Une donnée bien connue et à laquelle on n’oppose,  malgré tout, aucune alternative : les modes de vie mènent progressivement à la dépossession de soi. Et le cadre d’entreprise, «pris par ses responsabilités»,  se voit réduit à l’état de marionnette, manipulée par des forces économiques et médiatiques qui le dépassent.
Cyril Teste a élaboré un scénario entre théâtre et cinéma, sur le thème des dérives managériales et de la déshumanisation au travail. Jean Personne, cadre, perd ainsi pied avec lui-même et les autres : séparation avec son épouse, rencontres aléatoires avec sa maîtresse, et relations difficiles avec ses  collègues proches, ou moins proches. 
Personne, ce nouvel Ulysse, consultant aux mille tours en restructuration d’entreprises, est une caricature de jeune loup  comme  au cinéma…

Ici, les milieux  banquiers et financiers font rêver (est-ce encore possible !) à cause du fantasme de l’argent qui, dans ces territoires magiques, coule à flots!  Et Jean Personne se soumet aux lois du marché : comparer, étalonner, mesurer… et évaluer les autres dans une optique concurrentielle pour s’améliorer. Ses collègues et  lui se notent, s’évincent avec cynisme mais n’ont pas le contrôle  de ce jeu où ils deviennent les acteurs de leur propre déchéance.
   Cyril Teste met en perspective le syndrome d’épuisement professionnel. Derrière une baie vitrée, des cadres vaquent à leurs affaires dans un espace à la fois, vaste et étroit… où  le metteur en scène traque chacun des personnages en solo, duo, ou plus, sans cesse poursuivi par une caméra; on découvre ainsi sur l’écran, un visage ou le haut d’un corps en plan rapproché.
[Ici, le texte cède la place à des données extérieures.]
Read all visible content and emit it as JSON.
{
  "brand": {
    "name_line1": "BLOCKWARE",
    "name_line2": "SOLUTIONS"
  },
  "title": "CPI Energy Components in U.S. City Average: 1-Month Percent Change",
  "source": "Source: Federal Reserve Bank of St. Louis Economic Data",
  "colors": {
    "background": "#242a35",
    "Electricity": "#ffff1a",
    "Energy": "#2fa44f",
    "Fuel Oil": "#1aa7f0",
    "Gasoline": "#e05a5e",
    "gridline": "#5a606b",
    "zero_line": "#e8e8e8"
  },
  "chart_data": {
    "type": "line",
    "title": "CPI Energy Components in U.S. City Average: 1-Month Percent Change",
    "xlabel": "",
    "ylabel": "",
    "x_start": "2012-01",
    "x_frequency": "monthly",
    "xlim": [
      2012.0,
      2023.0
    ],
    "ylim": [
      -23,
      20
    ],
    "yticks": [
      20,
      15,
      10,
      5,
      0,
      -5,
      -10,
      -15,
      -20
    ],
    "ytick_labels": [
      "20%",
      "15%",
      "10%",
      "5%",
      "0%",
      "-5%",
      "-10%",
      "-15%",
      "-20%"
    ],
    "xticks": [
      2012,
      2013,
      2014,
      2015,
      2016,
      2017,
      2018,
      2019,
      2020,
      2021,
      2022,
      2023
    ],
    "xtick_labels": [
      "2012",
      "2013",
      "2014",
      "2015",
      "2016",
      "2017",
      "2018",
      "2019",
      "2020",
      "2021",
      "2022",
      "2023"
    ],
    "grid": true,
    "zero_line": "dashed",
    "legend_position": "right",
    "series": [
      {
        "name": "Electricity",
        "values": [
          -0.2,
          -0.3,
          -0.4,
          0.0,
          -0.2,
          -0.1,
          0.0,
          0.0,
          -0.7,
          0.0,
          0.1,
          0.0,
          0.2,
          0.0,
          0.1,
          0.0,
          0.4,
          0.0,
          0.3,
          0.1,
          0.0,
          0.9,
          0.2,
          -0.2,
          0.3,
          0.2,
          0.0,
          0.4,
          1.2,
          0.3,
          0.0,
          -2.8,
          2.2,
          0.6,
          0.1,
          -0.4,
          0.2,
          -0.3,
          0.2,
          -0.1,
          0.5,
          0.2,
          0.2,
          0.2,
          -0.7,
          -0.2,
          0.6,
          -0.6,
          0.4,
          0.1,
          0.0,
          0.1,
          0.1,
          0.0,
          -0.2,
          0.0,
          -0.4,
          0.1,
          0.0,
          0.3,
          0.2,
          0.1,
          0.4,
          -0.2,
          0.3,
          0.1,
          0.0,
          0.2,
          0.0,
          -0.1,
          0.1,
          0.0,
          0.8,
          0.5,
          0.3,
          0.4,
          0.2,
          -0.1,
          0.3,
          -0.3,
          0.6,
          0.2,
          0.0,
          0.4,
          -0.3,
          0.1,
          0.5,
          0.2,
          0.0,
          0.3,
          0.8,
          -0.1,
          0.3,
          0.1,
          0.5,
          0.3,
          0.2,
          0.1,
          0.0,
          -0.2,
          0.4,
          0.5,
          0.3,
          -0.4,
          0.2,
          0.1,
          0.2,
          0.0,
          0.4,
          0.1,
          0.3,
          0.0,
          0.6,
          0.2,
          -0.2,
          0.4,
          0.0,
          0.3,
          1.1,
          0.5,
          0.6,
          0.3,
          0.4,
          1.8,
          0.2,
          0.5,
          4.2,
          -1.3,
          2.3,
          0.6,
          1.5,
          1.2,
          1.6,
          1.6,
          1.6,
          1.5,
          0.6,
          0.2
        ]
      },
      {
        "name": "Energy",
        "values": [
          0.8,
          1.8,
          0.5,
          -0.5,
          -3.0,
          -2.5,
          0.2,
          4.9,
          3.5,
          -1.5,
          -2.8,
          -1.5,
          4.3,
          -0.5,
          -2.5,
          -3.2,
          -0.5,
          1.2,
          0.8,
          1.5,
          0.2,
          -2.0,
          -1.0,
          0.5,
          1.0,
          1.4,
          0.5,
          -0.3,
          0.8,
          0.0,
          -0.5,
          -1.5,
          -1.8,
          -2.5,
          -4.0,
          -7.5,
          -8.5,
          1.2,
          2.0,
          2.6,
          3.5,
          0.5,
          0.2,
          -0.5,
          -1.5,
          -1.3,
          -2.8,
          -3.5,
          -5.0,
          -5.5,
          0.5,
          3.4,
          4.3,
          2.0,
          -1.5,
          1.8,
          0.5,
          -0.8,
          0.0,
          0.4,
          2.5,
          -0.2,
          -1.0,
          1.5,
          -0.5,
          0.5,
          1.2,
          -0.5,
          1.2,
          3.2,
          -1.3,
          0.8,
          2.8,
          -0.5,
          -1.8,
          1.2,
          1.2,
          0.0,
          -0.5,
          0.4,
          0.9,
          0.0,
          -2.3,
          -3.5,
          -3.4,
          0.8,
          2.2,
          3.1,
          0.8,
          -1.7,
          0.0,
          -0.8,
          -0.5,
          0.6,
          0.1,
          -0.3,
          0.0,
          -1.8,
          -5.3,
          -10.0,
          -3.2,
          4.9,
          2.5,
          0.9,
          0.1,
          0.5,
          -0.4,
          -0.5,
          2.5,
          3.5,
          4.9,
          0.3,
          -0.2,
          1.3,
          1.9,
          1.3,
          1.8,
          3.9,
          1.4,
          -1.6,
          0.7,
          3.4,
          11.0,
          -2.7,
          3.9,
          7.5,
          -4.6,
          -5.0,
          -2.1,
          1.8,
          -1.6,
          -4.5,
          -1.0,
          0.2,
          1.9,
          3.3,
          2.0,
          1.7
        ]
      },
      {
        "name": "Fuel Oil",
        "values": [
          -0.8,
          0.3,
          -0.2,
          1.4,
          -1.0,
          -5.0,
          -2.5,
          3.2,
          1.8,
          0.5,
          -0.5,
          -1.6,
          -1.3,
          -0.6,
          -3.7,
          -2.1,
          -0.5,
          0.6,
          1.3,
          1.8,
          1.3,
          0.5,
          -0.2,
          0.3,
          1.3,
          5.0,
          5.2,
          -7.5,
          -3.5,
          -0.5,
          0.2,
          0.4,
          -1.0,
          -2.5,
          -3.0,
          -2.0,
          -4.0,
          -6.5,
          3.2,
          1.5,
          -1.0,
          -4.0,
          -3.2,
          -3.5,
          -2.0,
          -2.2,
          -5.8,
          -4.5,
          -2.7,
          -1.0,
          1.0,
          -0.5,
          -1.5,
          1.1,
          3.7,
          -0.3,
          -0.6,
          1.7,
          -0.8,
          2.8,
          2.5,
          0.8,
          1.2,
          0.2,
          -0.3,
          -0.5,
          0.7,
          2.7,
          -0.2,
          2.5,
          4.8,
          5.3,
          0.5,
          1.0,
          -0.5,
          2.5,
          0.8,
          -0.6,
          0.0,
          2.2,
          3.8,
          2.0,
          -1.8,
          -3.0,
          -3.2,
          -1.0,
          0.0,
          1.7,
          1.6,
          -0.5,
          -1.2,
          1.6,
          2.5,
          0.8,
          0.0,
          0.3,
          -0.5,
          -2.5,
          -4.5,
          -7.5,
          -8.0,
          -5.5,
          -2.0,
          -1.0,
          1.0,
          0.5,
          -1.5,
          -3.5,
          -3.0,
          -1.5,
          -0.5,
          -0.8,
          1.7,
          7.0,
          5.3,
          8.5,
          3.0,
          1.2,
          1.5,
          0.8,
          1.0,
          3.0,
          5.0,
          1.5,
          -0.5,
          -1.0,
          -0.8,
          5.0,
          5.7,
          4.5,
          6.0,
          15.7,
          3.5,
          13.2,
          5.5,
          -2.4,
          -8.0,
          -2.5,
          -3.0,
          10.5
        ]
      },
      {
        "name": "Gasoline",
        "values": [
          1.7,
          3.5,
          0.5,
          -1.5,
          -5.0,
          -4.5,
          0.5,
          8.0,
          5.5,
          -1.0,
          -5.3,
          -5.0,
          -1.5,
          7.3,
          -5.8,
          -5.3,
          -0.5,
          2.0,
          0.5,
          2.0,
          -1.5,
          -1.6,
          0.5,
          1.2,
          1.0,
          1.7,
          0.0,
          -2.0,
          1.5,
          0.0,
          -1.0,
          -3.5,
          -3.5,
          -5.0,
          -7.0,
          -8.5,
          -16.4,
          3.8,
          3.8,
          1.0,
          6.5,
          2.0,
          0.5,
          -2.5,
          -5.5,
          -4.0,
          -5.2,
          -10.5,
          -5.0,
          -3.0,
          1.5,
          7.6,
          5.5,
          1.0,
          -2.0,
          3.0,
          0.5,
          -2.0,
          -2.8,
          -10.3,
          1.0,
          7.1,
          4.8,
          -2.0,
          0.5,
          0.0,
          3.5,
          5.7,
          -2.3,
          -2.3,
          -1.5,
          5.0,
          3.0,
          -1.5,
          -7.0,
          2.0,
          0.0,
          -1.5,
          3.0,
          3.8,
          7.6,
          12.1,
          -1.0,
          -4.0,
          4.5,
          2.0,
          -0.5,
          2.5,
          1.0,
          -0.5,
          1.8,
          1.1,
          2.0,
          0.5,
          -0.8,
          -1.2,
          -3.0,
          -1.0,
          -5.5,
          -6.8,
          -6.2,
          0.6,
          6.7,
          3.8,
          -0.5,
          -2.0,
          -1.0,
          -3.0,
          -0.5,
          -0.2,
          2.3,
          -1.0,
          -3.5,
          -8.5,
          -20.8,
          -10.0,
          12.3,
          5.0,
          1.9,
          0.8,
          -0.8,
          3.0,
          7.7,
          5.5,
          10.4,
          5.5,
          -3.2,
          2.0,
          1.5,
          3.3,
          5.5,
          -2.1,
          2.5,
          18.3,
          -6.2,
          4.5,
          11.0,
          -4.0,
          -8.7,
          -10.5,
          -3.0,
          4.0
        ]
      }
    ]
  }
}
Mais on voit aussi une sorte de fresque où les tensions relationnelles sont perceptibles : on sait ce que l’autre pense de lui-même, de son collègue ou de son supérieur hiérarchique. La  cadre qui officie aux évaluations personnelles, assise devant la personne convoquée, dans une proximité physique inversement proportionnelle à toute attention morale, demande à chacun s’il est satisfait de lui, voire même heureux.. La directrice, elle, traque ses victimes, arpentant l’espace et ses couloirs, harcelant l’un ou l’autre, mêlant vie privée et vie professionnelle, avec des griefs dévalorisants.
Narration, prises de parole, silences et déplacements fluides  de ces  jeunes gens aux beaux costumes qui ont «réussi» : l’oppression dénoncée n’en est que plus forte. Mais le tableau se révèle un peu trop beau : l’état des lieux, restitué ici sans hargne ni colère, nuit au sens et à la capacité de subversion de l’œuvre de  Frank Richter. Dommage !

Véronique Hotte

Le Monfort à Paris, jusqu’au 21 novembre.
Théâtre du Nord-Centre Dramatique National de Lille/
Exposition Panorama 17, du 28 novembre au 5 décembre. Le Centquatre-Paris/Festival Temps 
d’images, du 8 au 13 décembre. Bonlieu/Scène Nationale d’Annecy (74), les 16 et 17 décembre .Théâtre de Saint-Quentin-en-Yvelines/ Scène 
Nationale (78), le 5 janvier. Théâtre les Salins, Scène Nationale de Martigues 
(13) , le 22 janvier. Le Canal, Théâtre Intercommunal du Pays de
 Redon (35), le 28 janvier .TAP/Scène Nationale de Poitiers (86), les 3 et 4 février.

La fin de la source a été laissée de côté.